I love crapfts. I love that they let me be creative and simultaneously suck, and I don’t have to care! It’s liberating. I have no art teachers looking over my shoulder, no grades to worry about, no reason to try to be perfect. It’s so much more fun.

In the words of Maureen Johnson (@maureenjohnson), who makes all this stuff up, “A CRAPFT is a craft which is crap. The ideal crapft has been made with true, blind, joyous incompetence. Haste, confusion, lack of proper tools . . . these are all the makings of a great crapft.” She has an excellent Crapftshow on her blog.

Seriously, who has more fun? Real crafts are not nearly this amusing!

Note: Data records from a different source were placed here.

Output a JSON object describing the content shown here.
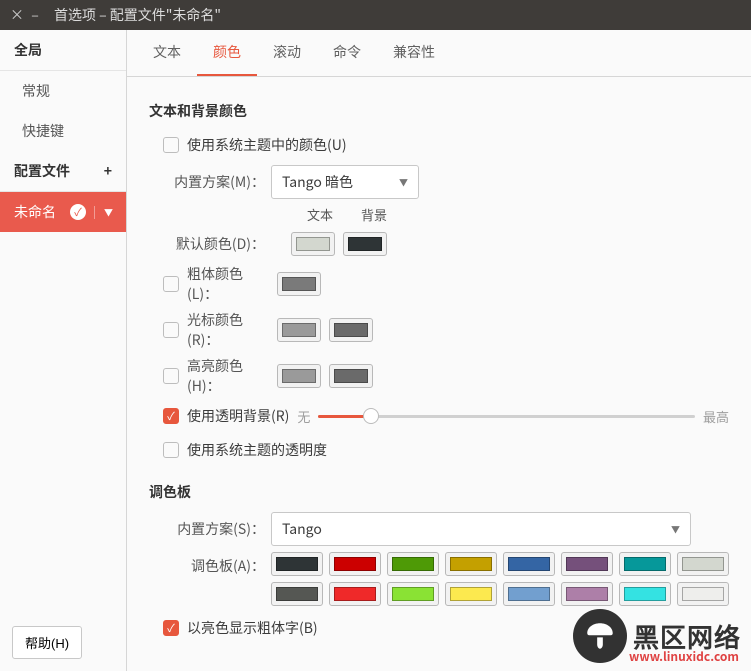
{
  "window": {
    "title": "首选项 – 配置文件\"未命名\""
  },
  "sidebar": {
    "global": "全局",
    "general": "常规",
    "shortcuts": "快捷键",
    "profiles": "配置文件",
    "active_profile": "未命名"
  },
  "tabs": [
    "文本",
    "颜色",
    "滚动",
    "命令",
    "兼容性"
  ],
  "section1": {
    "title": "文本和背景颜色",
    "use_theme": "使用系统主题中的颜色(U)",
    "builtin_label": "内置方案(M)：",
    "builtin_value": "Tango 暗色",
    "col_text": "文本",
    "col_bg": "背景",
    "default_label": "默认颜色(D)：",
    "bold_label": "粗体颜色(L)：",
    "cursor_label": "光标颜色(R)：",
    "highlight_label": "高亮颜色(H)：",
    "transparent_label": "使用透明背景(R)",
    "transparent_min": "无",
    "transparent_max": "最高",
    "sys_transparent": "使用系统主题的透明度",
    "colors": {
      "default_text": "#d3d7cf",
      "default_bg": "#2e3436",
      "bold": "#7a7a7a",
      "cursor_text": "#9a9a9a",
      "cursor_bg": "#6a6a6a",
      "highlight_text": "#9a9a9a",
      "highlight_bg": "#6a6a6a"
    }
  },
  "section2": {
    "title": "调色板",
    "builtin_label": "内置方案(S)：",
    "builtin_value": "Tango",
    "palette_label": "调色板(A)：",
    "bright_bold": "以亮色显示粗体字(B)",
    "palette": [
      "#2e3436",
      "#cc0000",
      "#4e9a06",
      "#c4a000",
      "#3465a4",
      "#75507b",
      "#06989a",
      "#d3d7cf",
      "#555753",
      "#ef2929",
      "#8ae234",
      "#fce94f",
      "#729fcf",
      "#ad7fa8",
      "#34e2e2",
      "#eeeeec"
    ]
  },
  "help": "帮助(H)",
  "watermark": {
    "text": "黑区网络",
    "url": "www.linuxidc.com"
  }
}
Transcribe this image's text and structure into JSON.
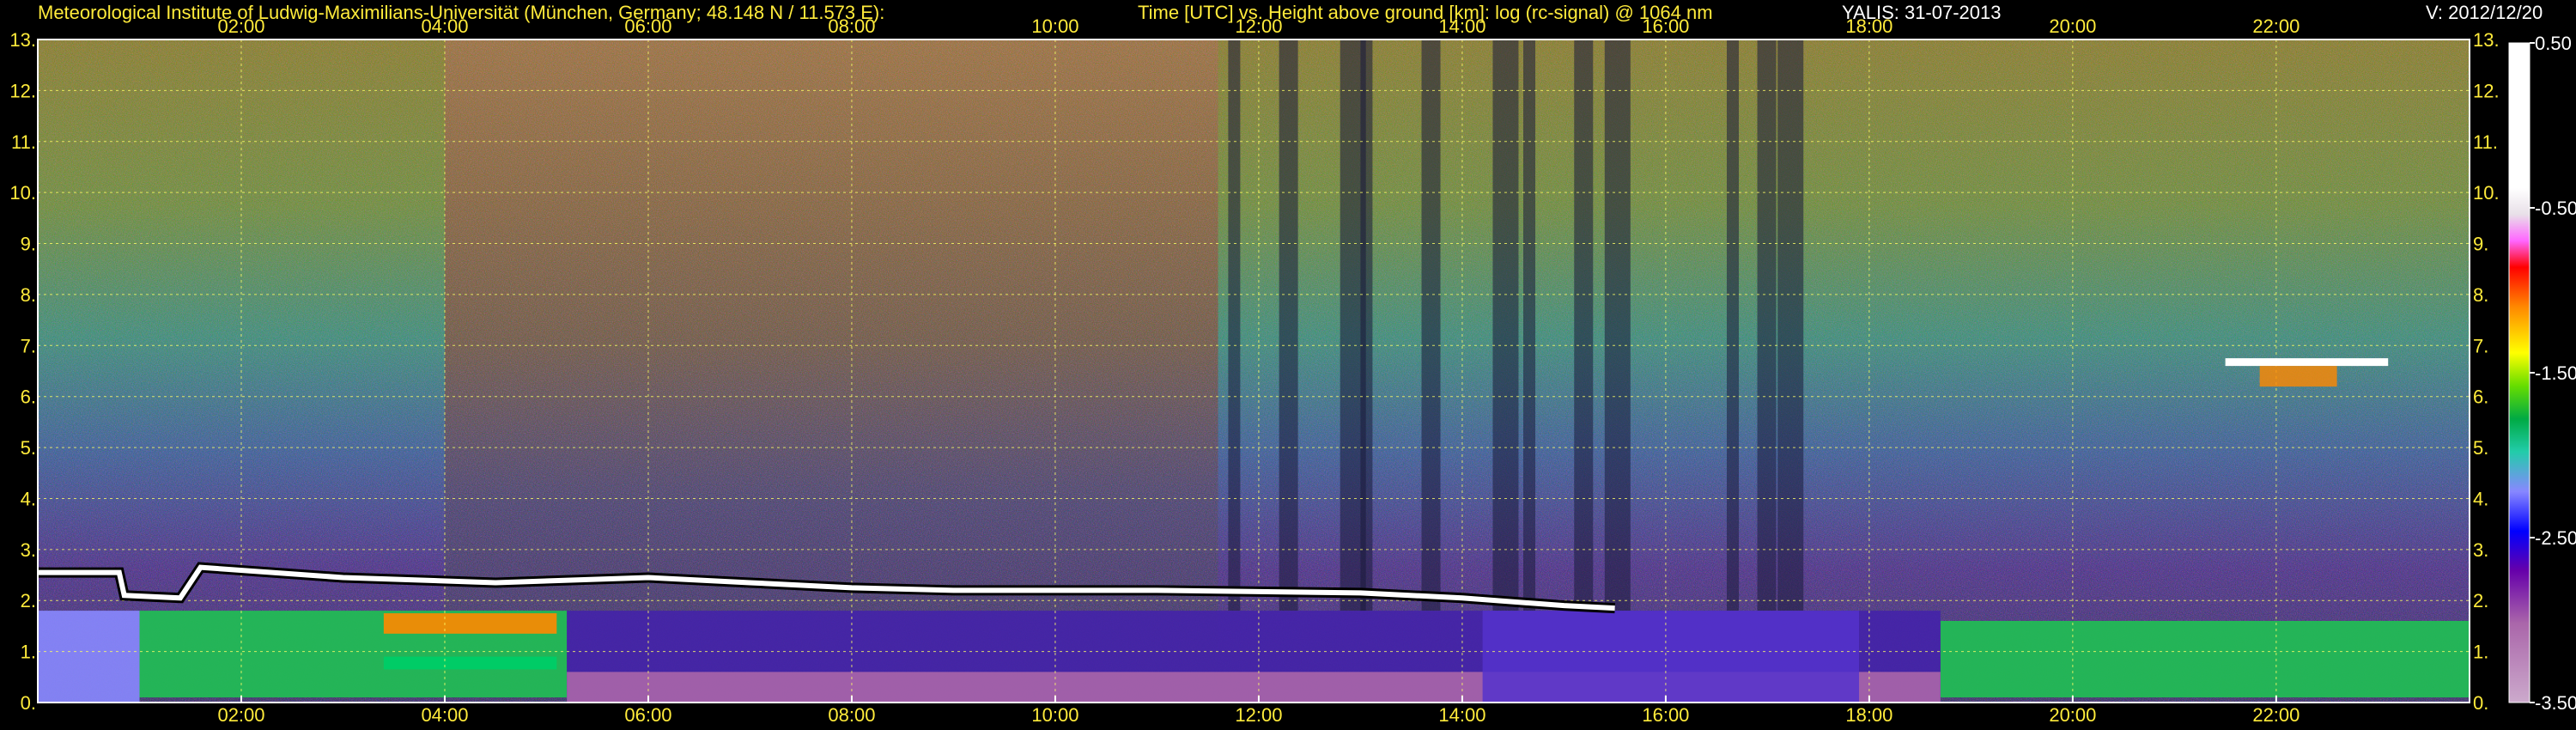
{
  "header": {
    "institute": "Meteorological Institute of Ludwig-Maximilians-Universität (München, Germany; 48.148 N / 11.573 E):",
    "axes_desc": "Time [UTC] vs. Height above ground [km]: log (rc-signal) @ 1064 nm",
    "instrument": "YALIS: 31-07-2013",
    "version": "V: 2012/12/20"
  },
  "chart_data": {
    "type": "heatmap",
    "title": "Time [UTC] vs. Height above ground [km]: log (rc-signal) @ 1064 nm",
    "x_ticks": [
      "02:00",
      "04:00",
      "06:00",
      "08:00",
      "10:00",
      "12:00",
      "14:00",
      "16:00",
      "18:00",
      "20:00",
      "22:00"
    ],
    "x_tick_hours": [
      2,
      4,
      6,
      8,
      10,
      12,
      14,
      16,
      18,
      20,
      22
    ],
    "xlim_hours": [
      0,
      23.9
    ],
    "y_ticks": [
      "0.",
      "1.",
      "2.",
      "3.",
      "4.",
      "5.",
      "6.",
      "7.",
      "8.",
      "9.",
      "10.",
      "11.",
      "12.",
      "13."
    ],
    "ylim_km": [
      0,
      13
    ],
    "colorbar": {
      "ticks": [
        "0.50",
        "-0.50",
        "-1.50",
        "-2.50",
        "-3.50"
      ],
      "range": [
        -3.5,
        0.5
      ],
      "colors": [
        "#ffffff",
        "#e8e0e8",
        "#ff66ff",
        "#ff0000",
        "#ff8800",
        "#ffff00",
        "#66dd00",
        "#00aa44",
        "#22ccaa",
        "#8888ff",
        "#0000ff",
        "#6600aa",
        "#aa66aa",
        "#ccaacc"
      ]
    },
    "features": {
      "aerosol_layer_top_km": [
        {
          "t": 0.0,
          "h": 2.55
        },
        {
          "t": 0.8,
          "h": 2.55
        },
        {
          "t": 0.85,
          "h": 2.1
        },
        {
          "t": 1.4,
          "h": 2.05
        },
        {
          "t": 1.6,
          "h": 2.65
        },
        {
          "t": 3.0,
          "h": 2.45
        },
        {
          "t": 4.5,
          "h": 2.35
        },
        {
          "t": 6.0,
          "h": 2.45
        },
        {
          "t": 7.0,
          "h": 2.35
        },
        {
          "t": 8.0,
          "h": 2.25
        },
        {
          "t": 9.0,
          "h": 2.2
        },
        {
          "t": 11.0,
          "h": 2.2
        },
        {
          "t": 13.0,
          "h": 2.15
        },
        {
          "t": 14.0,
          "h": 2.05
        },
        {
          "t": 15.0,
          "h": 1.9
        },
        {
          "t": 15.5,
          "h": 1.85
        }
      ],
      "cloud_layer": {
        "t_start": 21.5,
        "t_end": 23.1,
        "h": 6.7
      },
      "green_boundary_layer": [
        {
          "t_start": 1.0,
          "t_end": 5.2,
          "top_km": 1.8
        },
        {
          "t_start": 18.7,
          "t_end": 23.9,
          "top_km": 1.6
        }
      ]
    }
  }
}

I encourage everyone to make crapfts. GO FORTH AND BE CRAPTFY. Suck at something. Flaunt it in the faces of your predecessors. It takes a lot of guts to risk failure after a lifetime of being taught that failing is wrong. But it takes a lot of failure to be good! How can we learn if we never fail?

Edison is the king of this: “I’ve not failed. I’ve just found 10,000 ways that won’t work.” Can we get a motivational poster over here?

Every day I find more ways to not write, to not talk to strangers, to not approach problems. Thousands of ways to fail that I won’t have to try again.

Probably it’s fitting that today’s crapft is to showcase my most important project of late, DON’T BREAK THE CHAIN. It’s where I write something really crappy every day in hopes that someday I’ll be done spewing crap and actually write something decent. It’s a celebration of failures. I’ll probably blog about it later this week.

DON'T BREAK THE CHAIN

Seriously, I’m obsessed with that grass paper. It’s a tragedy that I’ve used it all up.

I must admit, I’m easily inspired.

Some things are fleeting – “Ooh I love that dress! I should make it myself!” – while others are lasting – brilliant but simple ideas that I can’t stop thinking about.

Jessica Barker is one of those bloggers that don’t just inspire ideas, but action as well. Her latest post on Perseverance was just the shove I needed to actually get something done about it.

I’m great at dreaming. I’m good at making someday goals. I’m terrible about following through.

So I made an action plan. It’s called “PLAN OF ACTION.” I know, right? I am implementing it on May 1st.

In order to put in place PLAN OF ACTION, I had to come up with some lists. The areas I want to work on (Gardening, Farming, Writing, Creating, Website/Blog). Long-term goals and when I want them accomplished. Short-term steps to take to get those goals accomplished. Deadlines. Crayons.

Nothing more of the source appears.